When you change turbochargers on the 930,965,993TT,996TT & 997TT you will have oil siphoning out of the oil feed/supply line. Air will migrate all the way into the cam housing or crankcase. You need to bleed and pre-prime the oil system or you will have a dry startup with the turbochargers. At idle the K16s and K24's are turning 18,000RPM's a second without oil equal bearing transfer on the turbine shaft. Turbo failure is certain.
Staring at your oil pressure gauge on start up after you do a oil change which reads "0" for more than 4 to 5 seconds is something that does not need to occur.
Pre-priming your engine oil system is "my" advice to everyone that owns these cars.
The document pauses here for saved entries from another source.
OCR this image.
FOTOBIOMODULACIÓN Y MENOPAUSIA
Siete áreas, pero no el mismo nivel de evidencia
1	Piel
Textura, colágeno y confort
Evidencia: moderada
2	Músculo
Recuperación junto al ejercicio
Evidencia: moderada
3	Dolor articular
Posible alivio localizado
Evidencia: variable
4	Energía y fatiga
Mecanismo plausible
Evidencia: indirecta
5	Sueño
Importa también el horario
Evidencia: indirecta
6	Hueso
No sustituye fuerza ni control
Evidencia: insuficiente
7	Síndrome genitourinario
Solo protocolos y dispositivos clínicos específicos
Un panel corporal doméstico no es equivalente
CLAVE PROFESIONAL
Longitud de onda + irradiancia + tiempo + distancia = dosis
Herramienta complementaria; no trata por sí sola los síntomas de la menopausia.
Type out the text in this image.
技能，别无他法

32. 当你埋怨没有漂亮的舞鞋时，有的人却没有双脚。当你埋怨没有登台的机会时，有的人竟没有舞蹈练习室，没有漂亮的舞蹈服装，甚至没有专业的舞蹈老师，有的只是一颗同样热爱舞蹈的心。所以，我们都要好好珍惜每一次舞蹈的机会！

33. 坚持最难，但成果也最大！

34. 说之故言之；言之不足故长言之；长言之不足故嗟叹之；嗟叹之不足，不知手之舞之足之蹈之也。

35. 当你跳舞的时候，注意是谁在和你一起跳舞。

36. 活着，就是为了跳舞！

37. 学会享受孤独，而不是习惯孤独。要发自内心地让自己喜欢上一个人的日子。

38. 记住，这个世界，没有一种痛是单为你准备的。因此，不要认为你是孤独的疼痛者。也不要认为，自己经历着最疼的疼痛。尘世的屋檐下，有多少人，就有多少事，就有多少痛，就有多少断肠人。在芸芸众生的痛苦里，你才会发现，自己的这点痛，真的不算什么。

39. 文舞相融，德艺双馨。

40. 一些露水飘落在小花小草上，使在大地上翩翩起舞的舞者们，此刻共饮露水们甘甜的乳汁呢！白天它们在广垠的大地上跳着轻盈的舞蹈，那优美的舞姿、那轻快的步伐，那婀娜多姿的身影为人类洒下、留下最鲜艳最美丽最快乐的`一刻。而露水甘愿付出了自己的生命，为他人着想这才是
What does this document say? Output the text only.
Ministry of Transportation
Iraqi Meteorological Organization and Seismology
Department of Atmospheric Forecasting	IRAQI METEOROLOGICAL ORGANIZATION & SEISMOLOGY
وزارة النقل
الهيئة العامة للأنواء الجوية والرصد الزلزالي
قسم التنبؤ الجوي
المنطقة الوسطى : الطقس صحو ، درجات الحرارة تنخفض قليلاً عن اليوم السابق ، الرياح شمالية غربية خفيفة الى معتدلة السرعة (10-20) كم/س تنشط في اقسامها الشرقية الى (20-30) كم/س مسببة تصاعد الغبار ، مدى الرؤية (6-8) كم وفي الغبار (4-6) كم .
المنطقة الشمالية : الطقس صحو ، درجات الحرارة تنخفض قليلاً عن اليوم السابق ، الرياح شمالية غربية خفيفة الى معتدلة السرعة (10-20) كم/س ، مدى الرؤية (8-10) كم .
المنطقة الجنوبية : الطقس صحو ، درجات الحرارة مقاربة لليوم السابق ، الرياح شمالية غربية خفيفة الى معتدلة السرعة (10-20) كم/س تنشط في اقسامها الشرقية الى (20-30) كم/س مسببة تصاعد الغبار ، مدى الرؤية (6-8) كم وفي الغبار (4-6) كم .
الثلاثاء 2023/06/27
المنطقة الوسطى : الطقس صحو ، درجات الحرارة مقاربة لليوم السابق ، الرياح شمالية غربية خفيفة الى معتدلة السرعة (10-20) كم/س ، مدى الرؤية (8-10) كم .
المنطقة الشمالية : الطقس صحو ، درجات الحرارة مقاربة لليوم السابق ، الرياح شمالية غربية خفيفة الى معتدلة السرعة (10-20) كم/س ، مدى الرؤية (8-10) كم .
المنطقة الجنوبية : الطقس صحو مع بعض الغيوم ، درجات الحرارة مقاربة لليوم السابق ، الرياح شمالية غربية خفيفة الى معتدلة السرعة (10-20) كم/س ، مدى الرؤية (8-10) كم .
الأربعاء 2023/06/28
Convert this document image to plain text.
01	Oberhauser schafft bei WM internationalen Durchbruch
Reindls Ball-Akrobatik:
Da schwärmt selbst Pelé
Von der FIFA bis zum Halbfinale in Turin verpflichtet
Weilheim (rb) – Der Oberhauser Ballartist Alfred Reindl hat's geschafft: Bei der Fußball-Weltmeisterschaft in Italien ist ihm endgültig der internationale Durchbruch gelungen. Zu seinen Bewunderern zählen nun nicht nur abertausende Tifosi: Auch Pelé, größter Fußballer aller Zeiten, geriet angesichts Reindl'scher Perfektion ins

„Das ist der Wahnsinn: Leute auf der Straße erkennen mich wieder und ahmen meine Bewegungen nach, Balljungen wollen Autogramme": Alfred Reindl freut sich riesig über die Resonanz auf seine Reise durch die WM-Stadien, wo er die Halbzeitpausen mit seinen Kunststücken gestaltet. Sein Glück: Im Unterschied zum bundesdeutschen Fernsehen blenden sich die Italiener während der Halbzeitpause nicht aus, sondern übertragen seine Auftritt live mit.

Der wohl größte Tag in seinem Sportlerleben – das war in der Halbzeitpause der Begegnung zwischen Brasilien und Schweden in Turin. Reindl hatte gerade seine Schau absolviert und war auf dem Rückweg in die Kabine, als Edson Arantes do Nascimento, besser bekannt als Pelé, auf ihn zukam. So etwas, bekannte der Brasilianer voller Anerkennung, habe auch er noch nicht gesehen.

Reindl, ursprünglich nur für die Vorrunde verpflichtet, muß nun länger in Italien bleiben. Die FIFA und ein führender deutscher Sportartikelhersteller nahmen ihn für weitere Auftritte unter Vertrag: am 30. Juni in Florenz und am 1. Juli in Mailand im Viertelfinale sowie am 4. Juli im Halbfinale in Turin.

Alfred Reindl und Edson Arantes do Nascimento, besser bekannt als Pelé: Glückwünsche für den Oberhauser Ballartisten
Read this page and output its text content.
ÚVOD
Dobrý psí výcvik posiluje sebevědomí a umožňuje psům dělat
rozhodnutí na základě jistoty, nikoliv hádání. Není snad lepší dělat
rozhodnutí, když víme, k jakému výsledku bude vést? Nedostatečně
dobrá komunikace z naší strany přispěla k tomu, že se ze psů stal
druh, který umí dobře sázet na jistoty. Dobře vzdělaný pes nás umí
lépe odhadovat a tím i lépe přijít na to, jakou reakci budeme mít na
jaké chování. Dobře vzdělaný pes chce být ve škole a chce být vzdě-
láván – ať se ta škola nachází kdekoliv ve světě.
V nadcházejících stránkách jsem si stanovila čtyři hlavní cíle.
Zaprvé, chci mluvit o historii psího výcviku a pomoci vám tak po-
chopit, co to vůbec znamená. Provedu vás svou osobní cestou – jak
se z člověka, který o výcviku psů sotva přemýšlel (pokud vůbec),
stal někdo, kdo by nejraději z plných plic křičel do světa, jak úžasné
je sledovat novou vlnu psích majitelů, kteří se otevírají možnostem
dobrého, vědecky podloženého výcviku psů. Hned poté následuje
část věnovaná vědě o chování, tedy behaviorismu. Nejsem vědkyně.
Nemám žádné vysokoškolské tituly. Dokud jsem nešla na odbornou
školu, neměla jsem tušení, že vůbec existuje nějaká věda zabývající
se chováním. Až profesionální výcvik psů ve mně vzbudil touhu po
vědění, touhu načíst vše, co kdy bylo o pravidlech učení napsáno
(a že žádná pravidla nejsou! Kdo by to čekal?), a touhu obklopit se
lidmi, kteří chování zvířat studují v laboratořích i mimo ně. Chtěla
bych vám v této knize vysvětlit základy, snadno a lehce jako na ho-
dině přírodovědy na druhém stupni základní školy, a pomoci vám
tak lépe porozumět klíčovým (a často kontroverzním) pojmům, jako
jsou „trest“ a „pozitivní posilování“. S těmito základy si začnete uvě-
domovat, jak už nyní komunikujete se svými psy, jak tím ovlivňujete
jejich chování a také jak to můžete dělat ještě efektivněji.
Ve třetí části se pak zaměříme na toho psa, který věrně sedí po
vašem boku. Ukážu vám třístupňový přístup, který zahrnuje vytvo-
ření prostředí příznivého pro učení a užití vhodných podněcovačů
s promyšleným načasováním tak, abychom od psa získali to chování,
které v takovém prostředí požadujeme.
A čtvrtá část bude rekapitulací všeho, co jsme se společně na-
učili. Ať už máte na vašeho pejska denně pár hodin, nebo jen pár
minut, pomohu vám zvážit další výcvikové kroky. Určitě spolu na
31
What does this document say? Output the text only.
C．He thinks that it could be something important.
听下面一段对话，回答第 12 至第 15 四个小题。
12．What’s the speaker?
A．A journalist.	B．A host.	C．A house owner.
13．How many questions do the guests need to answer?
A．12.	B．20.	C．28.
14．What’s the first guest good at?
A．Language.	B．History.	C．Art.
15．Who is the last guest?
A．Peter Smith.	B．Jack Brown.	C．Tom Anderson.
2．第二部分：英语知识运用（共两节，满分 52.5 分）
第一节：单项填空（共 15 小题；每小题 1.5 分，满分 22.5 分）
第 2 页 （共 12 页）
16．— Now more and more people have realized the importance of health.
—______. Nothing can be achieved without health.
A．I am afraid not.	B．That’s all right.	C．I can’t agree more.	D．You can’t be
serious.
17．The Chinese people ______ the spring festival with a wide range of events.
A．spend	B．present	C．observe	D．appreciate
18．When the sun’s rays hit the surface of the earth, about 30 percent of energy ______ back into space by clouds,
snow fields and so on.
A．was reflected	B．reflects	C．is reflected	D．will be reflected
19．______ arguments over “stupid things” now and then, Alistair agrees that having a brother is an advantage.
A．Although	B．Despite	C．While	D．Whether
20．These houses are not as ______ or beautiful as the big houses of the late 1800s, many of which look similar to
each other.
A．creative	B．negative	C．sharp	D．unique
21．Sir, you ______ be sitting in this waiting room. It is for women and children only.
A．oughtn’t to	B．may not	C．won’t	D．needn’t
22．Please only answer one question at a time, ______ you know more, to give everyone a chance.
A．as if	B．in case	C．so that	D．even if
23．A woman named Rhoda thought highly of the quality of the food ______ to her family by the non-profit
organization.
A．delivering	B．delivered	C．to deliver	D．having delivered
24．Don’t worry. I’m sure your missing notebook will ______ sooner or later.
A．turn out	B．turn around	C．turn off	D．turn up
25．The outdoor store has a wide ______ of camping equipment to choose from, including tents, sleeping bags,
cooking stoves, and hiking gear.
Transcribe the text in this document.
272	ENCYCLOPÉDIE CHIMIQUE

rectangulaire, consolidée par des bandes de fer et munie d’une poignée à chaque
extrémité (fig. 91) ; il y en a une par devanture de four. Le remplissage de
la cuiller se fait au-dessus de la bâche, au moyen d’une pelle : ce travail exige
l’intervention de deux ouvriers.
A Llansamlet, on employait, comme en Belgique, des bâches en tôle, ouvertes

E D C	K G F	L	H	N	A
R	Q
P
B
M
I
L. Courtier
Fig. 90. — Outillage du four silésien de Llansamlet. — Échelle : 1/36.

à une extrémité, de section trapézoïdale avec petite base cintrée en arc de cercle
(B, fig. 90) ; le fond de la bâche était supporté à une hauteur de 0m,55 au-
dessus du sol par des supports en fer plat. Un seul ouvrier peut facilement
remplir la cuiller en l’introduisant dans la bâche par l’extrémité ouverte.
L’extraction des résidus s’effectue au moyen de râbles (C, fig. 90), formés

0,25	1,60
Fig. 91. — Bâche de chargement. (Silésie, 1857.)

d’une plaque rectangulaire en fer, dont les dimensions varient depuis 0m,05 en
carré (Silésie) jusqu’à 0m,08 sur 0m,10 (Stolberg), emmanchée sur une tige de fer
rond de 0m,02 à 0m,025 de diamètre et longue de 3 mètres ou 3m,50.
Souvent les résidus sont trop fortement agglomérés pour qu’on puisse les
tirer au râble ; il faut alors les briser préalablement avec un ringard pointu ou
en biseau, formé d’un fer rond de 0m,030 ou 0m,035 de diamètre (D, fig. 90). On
It is good common sense and preventative maintenance.
If someone like yourself doesn't want to be bothered with it.. So be it.. However, on this thread the OP > Puma > Alex was asking for other methods to crank the engine.
When you change turbochargers on the 930,965,993TT,996TT & 997TT you will have oil siphoning out of the oil feed/supply line. Air will migrate all the way into the cam housing or crankcase. You need to bleed and pre-prime the oil system or you will have a dry startup with the turbochargers. At idle the K16s and K24's are turning 18,000RPM's a second without oil equal bearing transfer on the turbine shaft. Turbo failure is certain.
Staring at your oil pressure gauge on start up after you do a oil change which reads "0" for more than 4 to 5 seconds is something that does not need to occur.
Pre-priming your engine oil system is "my" advice to everyone that owns these cars. It is good common sense and preventative maintenance.
If someone like yourself doesn't want to be bothered with it.. So be it.. However, on this thread the OP > Puma > Alex was asking for other methods to crank the engine.
#15
As an enthusiast I tend to do more preventative stuff on my cars, it's your choice.
Like Oil changes <5k miles, priming reduces start-up wear = Cheap Insurance. I forgot to mention the metallic sounds I heard on my previous 911 while watching the oil pressure at zero for a few seconds at start-up after oil changes. I've never had to experience that on the turbo with the C4 trick.